Doch wie lässt sich der Rahmen der individuellen Möglichkeiten abstecken? Wer kann sich selbst helfen und wer ist auf Hilfe angewiesen? Welche Bedingungen sind nötig, damit Menschen für ihr Leben Verantwortung übernehmen können?
Eine Frage der Übung
Der Schlüssel zur Antwort auf die Grundfragen des Zusammenlebens ist das Mitgefühl. Es vernebelt nicht den Blick, es schärft das Bewusstsein, dass der Mensch ein bedürftiges Wesen ist.
Empathie ist keine Schwäche. Sie ist die Grundlage der Zivilisation.

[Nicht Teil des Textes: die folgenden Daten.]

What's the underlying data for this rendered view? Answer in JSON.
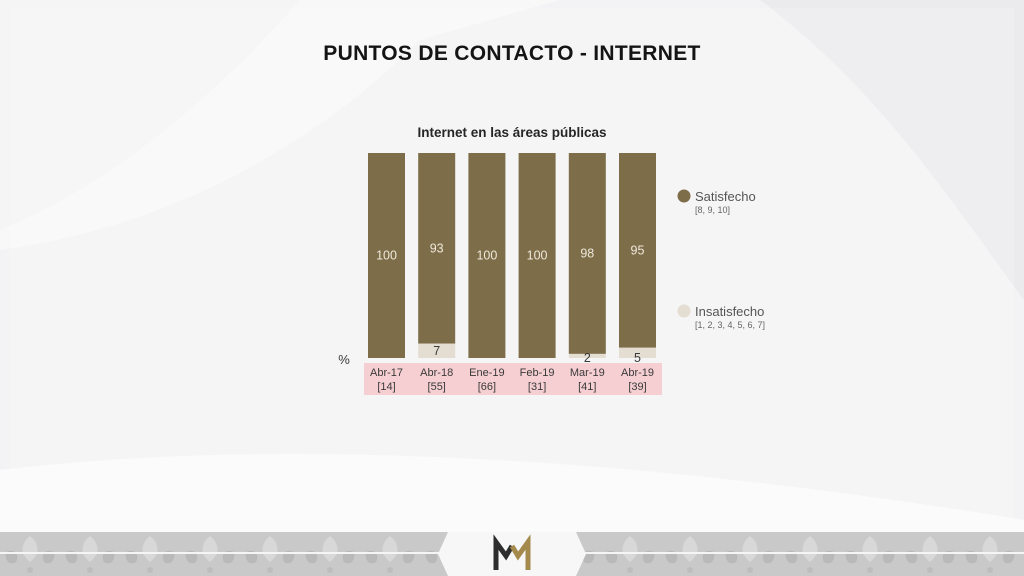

Und sie ist eine Haltung, die immer wieder neu eingeübt werden muss. Denn ohne Mitgefühl ist alles nichts. Ohne die Fähigkeit, sich ins Gegenüber hineinzuversetzen, ist kein Dialog möglich. Ein System, in dem jeder nur auf seinen Vorteil aus ist, muss kollabieren.
Der pragmatische Samariter
Religionen sind Schulen des Mitgefühls. Sie stiften Gemeinschaft und erinnern daran, dass Menschen aufeinander und auf Unverfügbares angewiesen sind. Sie rufen dazu auf, hinzusehen, sich berühren zu lassen vom Leid, um dann abzuwägen, welche Hilfeleistung selbst erbracht werden kann und inwiefern Menschen selbst in die Verantwortung genommen werden sollen.
So wie es der so barmherzige wie pragmatische Samariter im Gleichnis tut.